Bioengineering the liver: scale-up and cool chain delivery of the liver cell biomass for clinical targeting in a bioartificial liver support system

Abstract

Acute liver failure has a high mortality unless patients receive a liver transplant; however, there are insufficient donor organs to meet the clinical need. The liver may rapidly recover from acute injury by hepatic cell regeneration given time. A bioartificial liver machine can provide temporary liver support to enable such regeneration to occur. We developed a bioartificial liver machine using human-derived liver cells encapsulated in alginate, cultured in a fluidized bed bioreactor to a level of function suitable for clinical use (performance competence). HepG2 cells were encapsulated in alginate using a JetCutter to produce ∼500 μm spherical beads containing cells at ∼1.75 million cells/mL beads. Within the beads, encapsulated cells proliferated to form compact cell spheroids (AELS) with good cell-to-cell contact and cell function, that were analyzed functionally and by gene expression at mRNA and protein levels. We established a methodology to enable a ∼34-fold increase in cell density within the AELS over 11-13 days, maintaining cell viability. Optimized nutrient and oxygen provision were numerically modeled and tested experimentally, achieving a cell density at harvest of >45 million cells/mL beads; >5×10(10) cells were produced in 1100 mL of beads. This process is scalable to human size ([0.7-1]×10(11)). A short-term storage protocol at ambient temperature was established, enabling transport from laboratory to bedside over 48 h, appropriate for clinical translation of a manufactured bioartificial liver machine.

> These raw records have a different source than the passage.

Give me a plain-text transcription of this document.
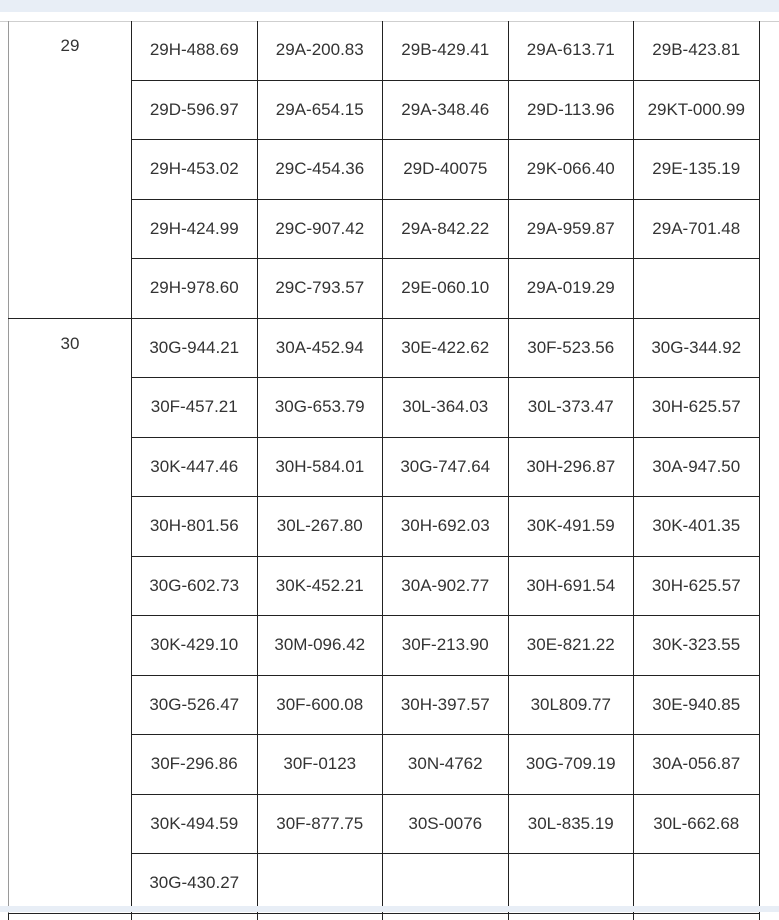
29	29H-488.69	29A-200.83	29B-429.41	29A-613.71	29B-423.81
	29D-596.97	29A-654.15	29A-348.46	29D-113.96	29KT-000.99
	29H-453.02	29C-454.36	29D-40075	29K-066.40	29E-135.19
	29H-424.99	29C-907.42	29A-842.22	29A-959.87	29A-701.48
	29H-978.60	29C-793.57	29E-060.10	29A-019.29	
30	30G-944.21	30A-452.94	30E-422.62	30F-523.56	30G-344.92
	30F-457.21	30G-653.79	30L-364.03	30L-373.47	30H-625.57
	30K-447.46	30H-584.01	30G-747.64	30H-296.87	30A-947.50
	30H-801.56	30L-267.80	30H-692.03	30K-491.59	30K-401.35
	30G-602.73	30K-452.21	30A-902.77	30H-691.54	30H-625.57
	30K-429.10	30M-096.42	30F-213.90	30E-821.22	30K-323.55
	30G-526.47	30F-600.08	30H-397.57	30L809.77	30E-940.85
	30F-296.86	30F-0123	30N-4762	30G-709.19	30A-056.87
	30K-494.59	30F-877.75	30S-0076	30L-835.19	30L-662.68
	30G-430.27				
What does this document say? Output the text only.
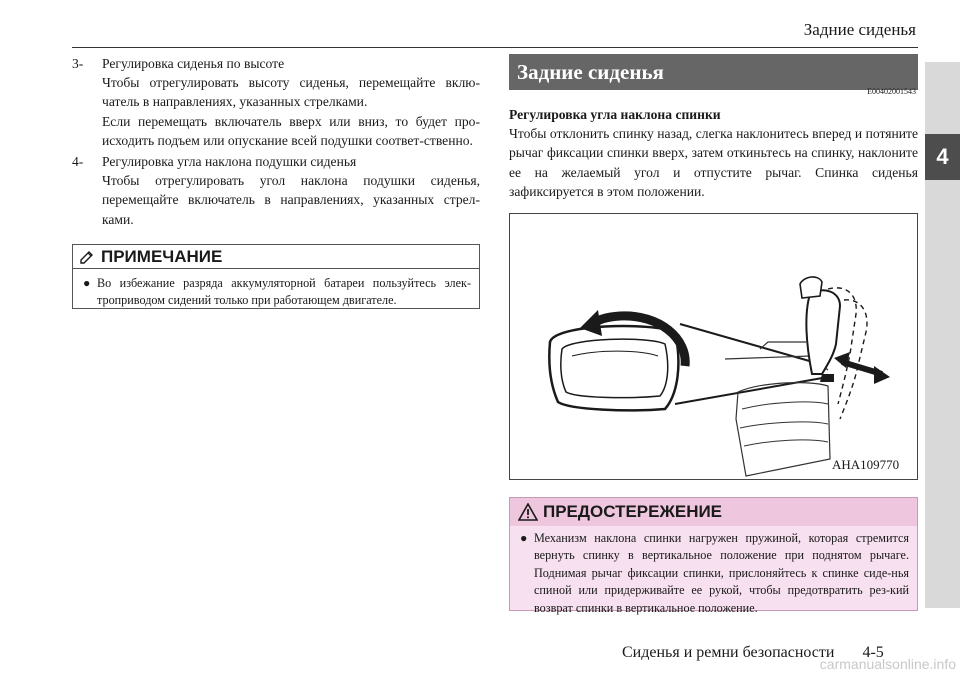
Задние сиденья
4
3-	Регулировка сиденья по высоте

Чтобы отрегулировать высоту сиденья, перемещайте вклю-чатель в направлениях, указанных стрелками.

Если перемещать включатель вверх или вниз, то будет про-исходить подъем или опускание всей подушки соответ-ственно.

4-	Регулировка угла наклона подушки сиденья

Чтобы отрегулировать угол наклона подушки сиденья, перемещайте включатель в направлениях, указанных стрел-ками.

ПРИМЕЧАНИЕ
● Во избежание разряда аккумуляторной батареи пользуйтесь элек-троприводом сидений только при работающем двигателе.
Задние сиденья
E00402001543
Регулировка угла наклона спинки

Чтобы отклонить спинку назад, слегка наклонитесь вперед и потяните рычаг фиксации спинки вверх, затем откиньтесь на спинку, наклоните ее на желаемый угол и отпустите рычаг. Спинка сиденья зафиксируется в этом положении.

AHA109770
ПРЕДОСТЕРЕЖЕНИЕ
● Механизм наклона спинки нагружен пружиной, которая стремится вернуть спинку в вертикальное положение при поднятом рычаге. Поднимая рычаг фиксации спинки, прислоняйтесь к спинке сиде-нья спиной или придерживайте ее рукой, чтобы предотвратить рез-кий возврат спинки в вертикальное положение.
Сиденья и ремни безопасности 4-5
carmanualsonline.info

Keywords: HepG2 cells; alginate encapsulation; fluidized bed bioreactor.

FIG. 1.

Cell density in beads during proliferation phase of the biomass (n=5, mean±SEM). Inset: Average proliferation, (46.57±6.3)×10⁶ cells/mL at harvest (SEM).

FIG. 2.

Viability and phase contrast microscopy of HepG2s encapsulated in alginate beads. (A, D) Fluorescein diacetate (FDA)-stained viable cells. (B, E) Propidium iodide (PI)-stained dead cells. (C, F) Phase contrast images. (A–C) Day of encapsulation, (D–F) after 10 days of proliferation in fluidized bed bioreactor.

FIG. 3.

Metabolite levels during culture of proliferating biomass. (A) Glucose concentration during proliferation phase (n=5, mean±SEM), peaks match media changes on days 4, 6, 8, and 10). (B) Lactate profile: Lactate concentration during proliferation (n=5, mean±SEM). Falls in lactate correspond to media changes (days 4, 6, 8, and 10). (C) Alpha-fetoprotein (AFP) concentration; vertical lines represent samples before and after media change.

FIG. 4.

Amino acid levels during biomass production. (A) Amino acid levels during 12 days of biomass cultivation. Graph shows consumption of five key amino acids being only partially replenished by media changes on days 5, 7, 9, and 11. (B) Successful maintenance of depleted amino acids during fermentation. Control was by use of a model relating cell proliferation and amino acid consumption to predict media supplementation; in all cases the minimum amino acid concentrations remained above 60% of initial value.

FIG. 5.

Oxygenation of a typical fluidized bed bioreactor experiment over 11 days. (A) Dissolved oxygen (DO)1 (dO₂ in fermentor), DO2 (dO₂ immediately after the biomass); additional oxygenation (dashed line) supplied directly to the biomass chamber. (B) Cumulative oxygen consumption of biomass. (C) Oxygen consumption in millimoles per hour.